For communities of color, increased smartphone costs mean decreased opportunity
Spencer Overton | 8/2/2018, 10:17 a.m.
Despite becoming synonymous with everyday life, smartphones are one commodity that’s still capable of generating global headlines. One such example happened recently, when the European Commission fined Google $5 billion for requiring Android manufacturers to preload apps such as Google Search and Chrome onto smartphones that come with others such as the Google Play Store. Although some might call the news relevant only to policy wonks, the truth is it has several implications—and could harm millions of people.
Put simply, Android is one of the few affordable phone options for cost-conscious consumers. Whereas many Apple models cost around $400, individuals can easily find Android smartphones for just $100. That has been extremely helpful for people with fewer resources, including many in communities of color.
But rulings such as that of the European Commission could have ripple effects that push prices up. Android phones are so affordable, in part, because Google makes money from ads rather than the devices themselves. Yet if U.S. policymakers followed Europe and prohibited Google from requiring the installation of apps such as Google Search and Chrome, it could easily increase the cost of Androids. The result? Black and Latino communities would suffer.

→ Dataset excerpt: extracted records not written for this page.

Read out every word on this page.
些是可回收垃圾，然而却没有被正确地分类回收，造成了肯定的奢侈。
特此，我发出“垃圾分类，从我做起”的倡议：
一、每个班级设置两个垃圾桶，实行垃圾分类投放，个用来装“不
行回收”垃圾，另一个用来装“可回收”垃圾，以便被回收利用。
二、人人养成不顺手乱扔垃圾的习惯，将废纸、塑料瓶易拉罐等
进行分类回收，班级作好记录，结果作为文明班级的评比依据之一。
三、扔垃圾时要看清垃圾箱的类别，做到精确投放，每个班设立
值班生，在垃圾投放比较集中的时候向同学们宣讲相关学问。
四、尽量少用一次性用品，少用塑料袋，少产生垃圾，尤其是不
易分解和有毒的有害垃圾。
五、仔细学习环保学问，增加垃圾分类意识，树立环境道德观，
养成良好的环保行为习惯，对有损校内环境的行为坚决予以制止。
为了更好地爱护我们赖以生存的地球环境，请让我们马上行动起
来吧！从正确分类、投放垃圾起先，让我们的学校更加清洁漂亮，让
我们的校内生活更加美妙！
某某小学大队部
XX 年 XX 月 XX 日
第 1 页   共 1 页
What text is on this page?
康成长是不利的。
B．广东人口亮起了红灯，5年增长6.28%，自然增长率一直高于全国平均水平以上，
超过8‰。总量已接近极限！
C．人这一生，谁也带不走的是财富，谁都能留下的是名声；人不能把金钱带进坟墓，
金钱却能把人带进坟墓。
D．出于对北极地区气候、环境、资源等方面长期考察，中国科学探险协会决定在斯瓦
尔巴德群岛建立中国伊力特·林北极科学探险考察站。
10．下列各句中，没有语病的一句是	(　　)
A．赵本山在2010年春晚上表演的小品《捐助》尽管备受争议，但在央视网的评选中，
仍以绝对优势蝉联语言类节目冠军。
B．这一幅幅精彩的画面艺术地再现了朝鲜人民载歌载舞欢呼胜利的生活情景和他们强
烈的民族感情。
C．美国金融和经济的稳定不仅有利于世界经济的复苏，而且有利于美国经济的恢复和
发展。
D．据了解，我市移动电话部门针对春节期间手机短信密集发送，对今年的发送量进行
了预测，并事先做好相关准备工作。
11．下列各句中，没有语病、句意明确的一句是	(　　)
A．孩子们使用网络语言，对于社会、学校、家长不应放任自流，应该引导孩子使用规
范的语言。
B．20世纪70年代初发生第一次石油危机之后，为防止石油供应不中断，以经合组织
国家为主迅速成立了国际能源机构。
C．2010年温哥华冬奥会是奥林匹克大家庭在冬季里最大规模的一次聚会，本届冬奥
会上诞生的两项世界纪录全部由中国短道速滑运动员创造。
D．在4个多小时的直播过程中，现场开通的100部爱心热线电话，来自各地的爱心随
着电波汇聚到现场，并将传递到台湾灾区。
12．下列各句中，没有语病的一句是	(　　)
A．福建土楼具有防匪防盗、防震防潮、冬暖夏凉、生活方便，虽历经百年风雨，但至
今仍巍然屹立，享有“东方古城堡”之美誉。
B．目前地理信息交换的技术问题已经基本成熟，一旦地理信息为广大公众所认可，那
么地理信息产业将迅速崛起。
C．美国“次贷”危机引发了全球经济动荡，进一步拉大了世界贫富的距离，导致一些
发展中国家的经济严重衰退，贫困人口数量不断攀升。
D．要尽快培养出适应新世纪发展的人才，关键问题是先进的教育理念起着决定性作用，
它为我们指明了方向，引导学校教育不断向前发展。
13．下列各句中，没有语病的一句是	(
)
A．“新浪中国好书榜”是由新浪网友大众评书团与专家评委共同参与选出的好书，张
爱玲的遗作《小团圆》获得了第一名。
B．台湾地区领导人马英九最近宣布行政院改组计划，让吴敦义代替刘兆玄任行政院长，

Within the United States, African-Americans and Latinos are disproportionately “smartphone-only” users. According to Pew, whereas only 14 percent of whites own a smartphone but do not use broadband at home, that number is 35 percent for Latinos and 24 percent for African-Americans. That is because racial gaps are significant among desktop and laptop computer users, but are virtually non-existent among smartphone users. For example, 83 percent of whites—but only 66 percent of Blacks and Latinos—have desktop or laptop computers. By comparison, 77 percent of whites, 75 percent of Blacks and 77 percent of Latinos own smartphones. Blacks and Latinos are also more likely to rely on smartphones to obtain information about jobs, to access educational content and to submit applications.
My organization—the Joint Center for Political and Economic Studies—is particularly concerned about this issue. We’re currently finishing a study that shows how much mobile apps could help Black and Latino businesses grow. It is a major challenge because although Black-owned businesses make up 9.5 percent of all businesses in the U.S., they account for only 1.3 percent of sales and 1.7 percent of employment. Similarly, Latino-owned businesses make up 12 percent of all businesses, but account for only 4 percent of sales and 4 percent of employment.
In light of these disparities, our research shows how important low-cost, off-the-shelf apps are for Black and Latino businesses to get ahead. The data clearly demonstrates that these apps help entrepreneurs become more efficient while providing more services to customers. For example, salon mobile apps for beauty shop and barbershop owners, such as Booker, Phorest and BuildFire, give a client the freedom to book and pay for an appointment 24 hours a day, from any location. Similar apps exist that are tailored to other industries that, along with beauty salons and barber shops, collectively make up 54 percent of all Black businesses—child daycare services, janitorial services, home health care services, landscaping services and artist and performer businesses.